Job Market Paper

Behavioral Responses to Changes in Enforcement Priorities. [download]

Abstract: This paper asks whether a criminal sanction makes crimes less violent. The motivation of this research is to shift from the literature’s common measure of criminal activity, whether one decides to commit a crime or not, to the concept of marginal deterrence, where a criminal act is a set of continuous actions along the spectrum of harmfulness. I test whether weakening criminal sanctions based on the use of violence reduces the severity of a criminal act. In 2013, the United States’ Department of Justice instructed federal prosecutors to decline mandatory minimum sentencing charges for drug criminals who do not possess weapons. This policy lowered the expected punishment of a drug offense, provided the offender did not carry a weapon, and made it more likely that a rational criminal would choose not to carry a weapon.
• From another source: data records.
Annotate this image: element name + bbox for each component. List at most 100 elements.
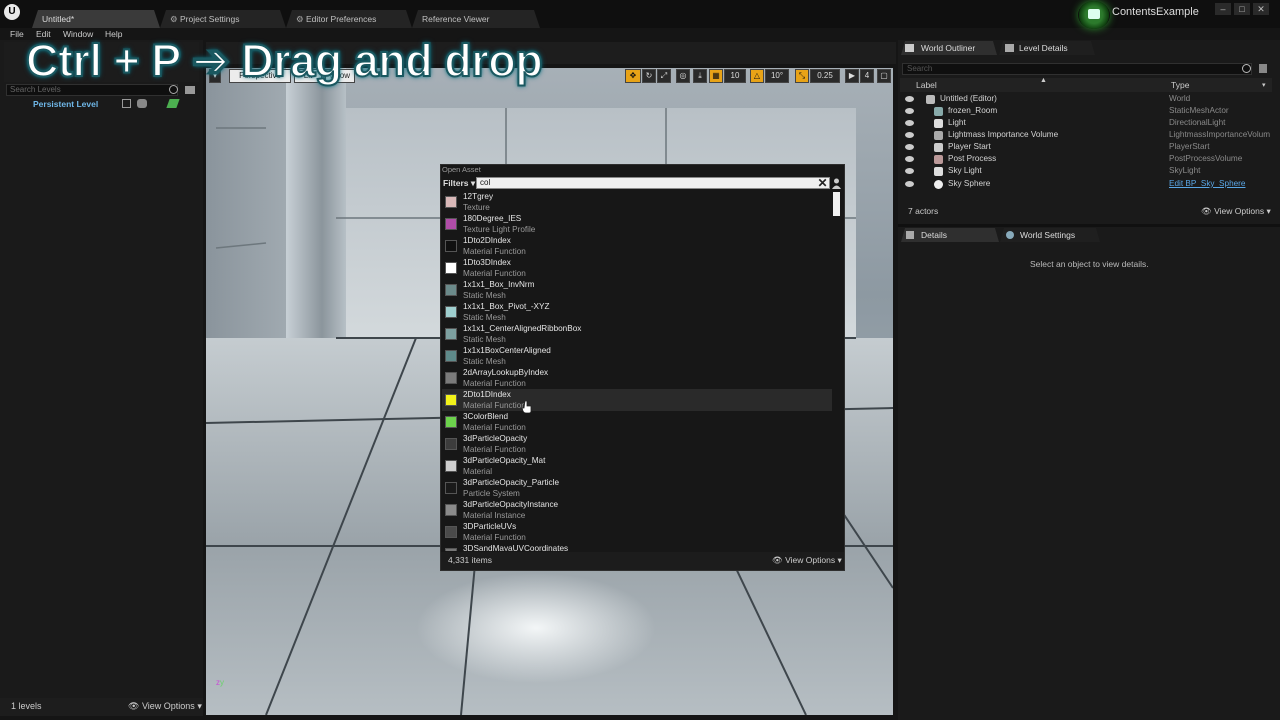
edit-blueprint-link[interactable]: Edit BP_Sky_Sphere <box>1169 178 1245 190</box>
menu-file[interactable]: File <box>10 29 24 39</box>
dialog-title: Open Asset <box>442 165 481 174</box>
visibility-eye-icon[interactable] <box>905 181 914 187</box>
asset-item[interactable]: 2Dto1DIndex Material Function <box>442 389 832 411</box>
scale-snap-icon[interactable]: ⤡ <box>795 69 809 83</box>
row-type: PlayerStart <box>1169 142 1210 151</box>
lock-icon[interactable] <box>122 99 131 108</box>
asset-item[interactable]: 1x1x1_Box_Pivot_-XYZ Static Mesh <box>442 301 832 323</box>
gear-icon: ⚙ <box>170 14 180 24</box>
visibility-eye-icon[interactable] <box>905 108 914 114</box>
scale-tool-icon[interactable]: ⤢ <box>657 69 671 83</box>
outliner-search-input[interactable]: Search <box>902 63 1252 75</box>
outliner-icon <box>905 44 914 52</box>
levels-view-options-button[interactable]: 👁 View Options ▾ <box>128 701 202 712</box>
tab-details[interactable]: Details <box>901 228 999 242</box>
column-type[interactable]: Type <box>1171 80 1189 90</box>
world-local-icon[interactable]: ◎ <box>676 69 690 83</box>
clear-search-icon[interactable]: ✕ <box>817 177 828 189</box>
asset-item[interactable]: 1x1x1BoxCenterAligned Static Mesh <box>442 345 832 367</box>
outliner-row[interactable]: Untitled (Editor) World <box>900 93 1272 105</box>
tab-untitled[interactable]: Untitled* <box>32 10 160 28</box>
unreal-logo-icon[interactable]: U <box>4 4 20 20</box>
asset-type: Material Function <box>463 379 526 388</box>
visibility-eye-icon[interactable] <box>905 132 914 138</box>
asset-item[interactable]: 3DSandMayaUVCoordinates <box>442 543 832 551</box>
tab-world-outliner[interactable]: World Outliner <box>901 41 997 55</box>
asset-item[interactable]: 3dParticleOpacity_Particle Particle Syste… <box>442 477 832 499</box>
asset-type: Material <box>463 467 493 476</box>
minimize-button[interactable]: – <box>1215 3 1231 15</box>
asset-type: Material Function <box>463 269 526 278</box>
asset-item[interactable]: 3dParticleOpacity Material Function <box>442 433 832 455</box>
sort-ascending-icon: ▲ <box>1040 77 1047 84</box>
filters-dropdown[interactable]: Filters ▾ <box>443 178 475 189</box>
tab-project-settings[interactable]: ⚙ Project Settings <box>160 10 286 28</box>
asset-list[interactable]: 12Tgrey Texture 180Degree_IES Texture Light… <box>442 191 832 551</box>
tab-label: World Outliner <box>921 43 976 53</box>
maximize-viewport-icon[interactable]: ▢ <box>877 69 891 83</box>
asset-thumbnail-icon <box>445 526 457 538</box>
persistent-level-item[interactable]: Persistent Level <box>33 99 98 109</box>
asset-item[interactable]: 1x1x1_Box_InvNrm Static Mesh <box>442 279 832 301</box>
rotate-tool-icon[interactable]: ↻ <box>642 69 656 83</box>
visibility-eye-icon[interactable] <box>905 96 914 102</box>
outliner-row[interactable]: Sky Sphere Edit BP_Sky_Sphere <box>900 178 1272 190</box>
add-level-icon[interactable] <box>185 86 195 94</box>
asset-item[interactable]: 3dParticleOpacityInstance Material Instan… <box>442 499 832 521</box>
outliner-row[interactable]: frozen_Room StaticMeshActor <box>900 105 1272 117</box>
asset-item[interactable]: 2dArrayLookupByIndex Material Function <box>442 367 832 389</box>
outliner-row[interactable]: Light DirectionalLight <box>900 117 1272 129</box>
tab-label: Untitled* <box>42 14 75 24</box>
grid-snap-value[interactable]: 10 <box>724 69 746 83</box>
visibility-eye-icon[interactable] <box>905 156 914 162</box>
column-label[interactable]: Label <box>916 80 937 90</box>
row-label: Post Process <box>948 154 997 163</box>
asset-thumbnail-icon <box>445 438 457 450</box>
rotation-snap-icon[interactable]: △ <box>750 69 764 83</box>
asset-item[interactable]: 3DParticleUVs Material Function <box>442 521 832 543</box>
column-dropdown-icon[interactable]: ▾ <box>1262 81 1266 89</box>
asset-item[interactable]: 3dParticleOpacity_Mat Material <box>442 455 832 477</box>
outliner-view-options-button[interactable]: 👁 View Options ▾ <box>1201 206 1271 217</box>
asset-list-scrollbar[interactable] <box>833 192 840 216</box>
asset-item[interactable]: 1Dto3DIndex Material Function <box>442 257 832 279</box>
asset-type: Static Mesh <box>463 291 506 300</box>
outliner-options-icon[interactable] <box>1259 64 1267 73</box>
filters-label: Filters <box>443 178 469 188</box>
tab-reference-viewer[interactable]: Reference Viewer <box>412 10 540 28</box>
asset-item[interactable]: 3ColorBlend Material Function <box>442 411 832 433</box>
directional-light-icon <box>934 119 943 128</box>
asset-thumbnail-icon <box>445 460 457 472</box>
outliner-row[interactable]: Sky Light SkyLight <box>900 165 1272 177</box>
outliner-row[interactable]: Post Process PostProcessVolume <box>900 153 1272 165</box>
asset-type: Material Instance <box>463 511 526 520</box>
camera-speed-value[interactable]: 4 <box>860 69 874 83</box>
gamepad-icon[interactable] <box>137 99 147 108</box>
tab-world-settings[interactable]: World Settings <box>1000 228 1100 242</box>
scale-snap-value[interactable]: 0.25 <box>810 69 840 83</box>
row-type: SkyLight <box>1169 166 1201 175</box>
person-icon[interactable] <box>832 178 841 189</box>
visibility-eye-icon[interactable] <box>905 144 914 150</box>
surface-snap-icon[interactable]: ⤓ <box>693 69 707 83</box>
asset-name: 3dParticleOpacityInstance <box>463 500 559 509</box>
maximize-button[interactable]: □ <box>1234 3 1250 15</box>
dialog-view-options-button[interactable]: 👁 View Options ▾ <box>772 555 842 566</box>
row-type: LightmassImportanceVolum <box>1169 130 1271 139</box>
tab-editor-preferences[interactable]: ⚙ Editor Preferences <box>286 10 412 28</box>
close-window-button[interactable]: ✕ <box>1253 3 1269 15</box>
asset-item[interactable]: 12Tgrey Texture <box>442 191 832 213</box>
asset-type: Material Function <box>463 401 526 410</box>
asset-item[interactable]: 180Degree_IES Texture Light Profile <box>442 213 832 235</box>
outliner-row[interactable]: Player Start PlayerStart <box>900 141 1272 153</box>
asset-item[interactable]: 1x1x1_CenterAlignedRibbonBox Static Mesh <box>442 323 832 345</box>
translate-tool-icon[interactable]: ✥ <box>625 69 641 83</box>
visibility-eye-icon[interactable] <box>905 168 914 174</box>
camera-speed-icon[interactable]: ▶ <box>845 69 859 83</box>
grid-snap-icon[interactable]: ▦ <box>709 69 723 83</box>
rotation-snap-value[interactable]: 10° <box>765 69 789 83</box>
asset-search-input[interactable]: col <box>476 177 830 189</box>
asset-item[interactable]: 1Dto2DIndex Material Function <box>442 235 832 257</box>
outliner-row[interactable]: Lightmass Importance Volume LightmassImpo… <box>900 129 1272 141</box>
visibility-eye-icon[interactable] <box>905 120 914 126</box>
Regression Discontinuity Design estimates of the probability of weapon possession of drug offenders show an 11-percentage point reduction in Florida’s border counties. The results are consistent with marginal deterrence effectiveness: a harsher sanction on more harmful activities lowers the degree of harmful activity that criminals choose.

Working Paper

Refugees and crime in Germany. [download]

Abstract: This study examines the impact of refugee arrivals on the aggregate crime rate in Germany. When the country received over 476,000 refugees in 2015, the country recorded an additional 45,000 crimes committed by refugees. However, refugee arrival did not increase the aggregate crime rate of the country; the overall crime rate dropped by 0.1% in 2015. This study disentangles the effect of refugee arrival on the aggregate crime rate through perpetrator-level analysis. I estimate the impact of the refugee influx on recorded crimes by the immigration status of accused parties. To achieve causal inference, this study uses the presence of vacant military facilities, which are converted to emergency shelters for refugees as the number of incoming refugees exceeds the capacity of the existing accommodation, as an instrument for refugee populations. I find one additional recorded refugee crime for every ten incoming refugees. However, the refugee arrival did not increase the overall crime rate in Germany, because the increase in recorded crimes committed by refugees was offset by a statistically and economically significant reduction in the number of recorded crimes committed by natives.

Work in Progress

The Effects of Child Support on Unmarried Teenage Mothers.

Abstract: This study estimates the effect of child support payments on unwed single parents. U.S. child support (CS) payments reached $29 billion in 2019, 1.8 times the volume of TANF benefits in the same year. The economics literature has little to say about the effect of payments on outcomes such as education and income of the custodial parents. Women who gave birth as a teen are the most vulnerable cohort among single parents; only 38% finish high school and 66% are living in poverty. I estimate the effect of child support on educational achievement and income of women who gave birth as a teenager. Using Current Population Survey (CPS) child supplement data, I find that mothers with CS agreements are 10% more likely to finish high school degrees by their mid-20s and 18% more likely by their late 20s. However, child support payments do not appear to increase single mothers’ incomes.